El patrullero Mancuso había intentado hacer un poco de trabajo nocturno en su afán por detener a alguien, cualquiera, para llevárselo al sargento. Tras dejar a su tía en la bolera, había parado en aquel bar por propia iniciativa para ver lo que descubría. Y descubrió a aquellas tres horribles mujeres que le habían pegado. Se acarició la venda de la cabeza mientras entraba en la comisaría a ver al sargento, que le había mandado llamar.
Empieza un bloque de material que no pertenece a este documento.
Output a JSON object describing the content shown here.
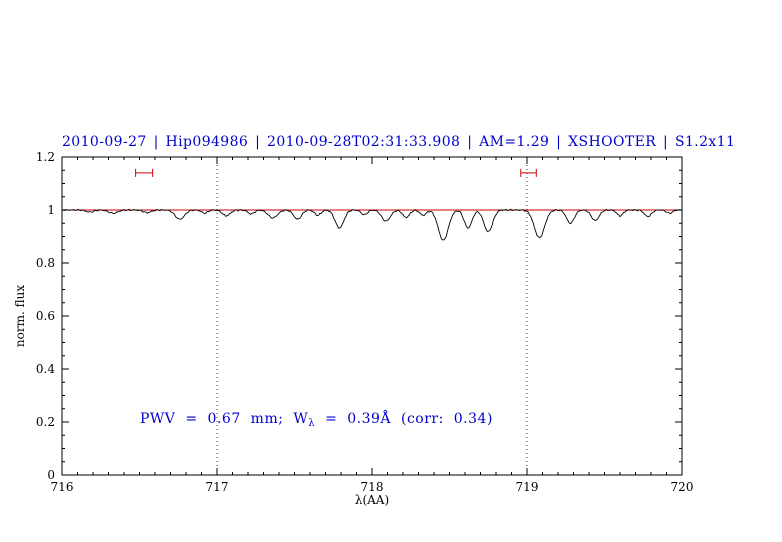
{
  "figure": {
    "background": "#ffffff",
    "title_color": "#0000cc",
    "axis_color": "#000000"
  },
  "annotation": {
    "pre": "PWV = 0.67 mm; W",
    "sub": "λ",
    "post": " = 0.39Å (corr: 0.34)",
    "color": "#0000cc",
    "x_data": 716.52,
    "y_data": 0.21
  },
  "chart_data": {
    "type": "line",
    "title": "2010-09-27 | Hip094986 | 2010-09-28T02:31:33.908 | AM=1.29 | XSHOOTER | S1.2x11",
    "xlabel": "λ(AA)",
    "ylabel": "norm. flux",
    "xlim": [
      716,
      720
    ],
    "ylim": [
      0,
      1.2
    ],
    "xticks": [
      716,
      717,
      718,
      719,
      720
    ],
    "xtick_labels": [
      "716",
      "717",
      "718",
      "719",
      "720"
    ],
    "x_minor_step": 0.1,
    "yticks": [
      0,
      0.2,
      0.4,
      0.6,
      0.8,
      1.0,
      1.2
    ],
    "ytick_labels": [
      "0",
      "0.2",
      "0.4",
      "0.6",
      "0.8",
      "1",
      "1.2"
    ],
    "y_minor_step": 0.05,
    "grid": "off",
    "grid_vlines_dotted": [
      717,
      719
    ],
    "continuum_y": 1.0,
    "continuum_color": "#cc0000",
    "line_color": "#000000",
    "marker_color": "#cc0000",
    "noise_amplitude": 0.0035,
    "sample_step": 0.008,
    "absorption_lines": [
      {
        "center": 716.18,
        "depth": 0.008,
        "sigma": 0.025
      },
      {
        "center": 716.33,
        "depth": 0.012,
        "sigma": 0.03
      },
      {
        "center": 716.55,
        "depth": 0.01,
        "sigma": 0.025
      },
      {
        "center": 716.76,
        "depth": 0.035,
        "sigma": 0.03
      },
      {
        "center": 716.92,
        "depth": 0.012,
        "sigma": 0.02
      },
      {
        "center": 717.06,
        "depth": 0.022,
        "sigma": 0.025
      },
      {
        "center": 717.22,
        "depth": 0.015,
        "sigma": 0.02
      },
      {
        "center": 717.36,
        "depth": 0.03,
        "sigma": 0.03
      },
      {
        "center": 717.52,
        "depth": 0.035,
        "sigma": 0.025
      },
      {
        "center": 717.65,
        "depth": 0.02,
        "sigma": 0.02
      },
      {
        "center": 717.79,
        "depth": 0.068,
        "sigma": 0.028
      },
      {
        "center": 717.95,
        "depth": 0.018,
        "sigma": 0.02
      },
      {
        "center": 718.09,
        "depth": 0.042,
        "sigma": 0.028
      },
      {
        "center": 718.22,
        "depth": 0.028,
        "sigma": 0.022
      },
      {
        "center": 718.33,
        "depth": 0.02,
        "sigma": 0.02
      },
      {
        "center": 718.46,
        "depth": 0.115,
        "sigma": 0.032
      },
      {
        "center": 718.62,
        "depth": 0.068,
        "sigma": 0.025
      },
      {
        "center": 718.75,
        "depth": 0.082,
        "sigma": 0.028
      },
      {
        "center": 719.08,
        "depth": 0.105,
        "sigma": 0.033
      },
      {
        "center": 719.28,
        "depth": 0.05,
        "sigma": 0.025
      },
      {
        "center": 719.44,
        "depth": 0.04,
        "sigma": 0.025
      },
      {
        "center": 719.6,
        "depth": 0.022,
        "sigma": 0.02
      },
      {
        "center": 719.78,
        "depth": 0.025,
        "sigma": 0.022
      },
      {
        "center": 719.92,
        "depth": 0.012,
        "sigma": 0.02
      }
    ],
    "red_markers": [
      {
        "x_center": 716.53,
        "half_width": 0.055,
        "y": 1.14
      },
      {
        "x_center": 719.01,
        "half_width": 0.05,
        "y": 1.14
      }
    ],
    "annotation_text": "PWV = 0.67 mm; W_λ = 0.39Å (corr: 0.34)"
  }
}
—¿Qué le pasó, Mancuso? —gritó el sargento cuando vio el vendaje.
—Me caí.
—Muy propio de usted. Si supiera lo que se trae entre manos, estaría en los bares vigilando a gente como esas tres chicas que detuvimos anoche.
—Sí, señor.
—No sé quién fue la puta que le dijo a usted eso del Noche de Alegría, pero nuestros muchachos han estado allí casi todas las noches y no han descubierto, nada.
—Bueno, yo creí…
—Cállese usted, hombre. Nos dio una pista falsa. ¿Sabe lo que hacemos a los que nos dan una pista falsa?
—No.
—Les mandamos a la sala de espera de la estación de autobuses.
—Sí, señor.
—Tendrá que estar usted allí, en las cabinas de los lavabos, ocho horas al día hasta que nos traiga a alguien.
—Muy bien.
—No diga usted «muy bien», diga «Sí, señor». Ahora, salga usted y vaya a su armario… Hoy será usted un granjero.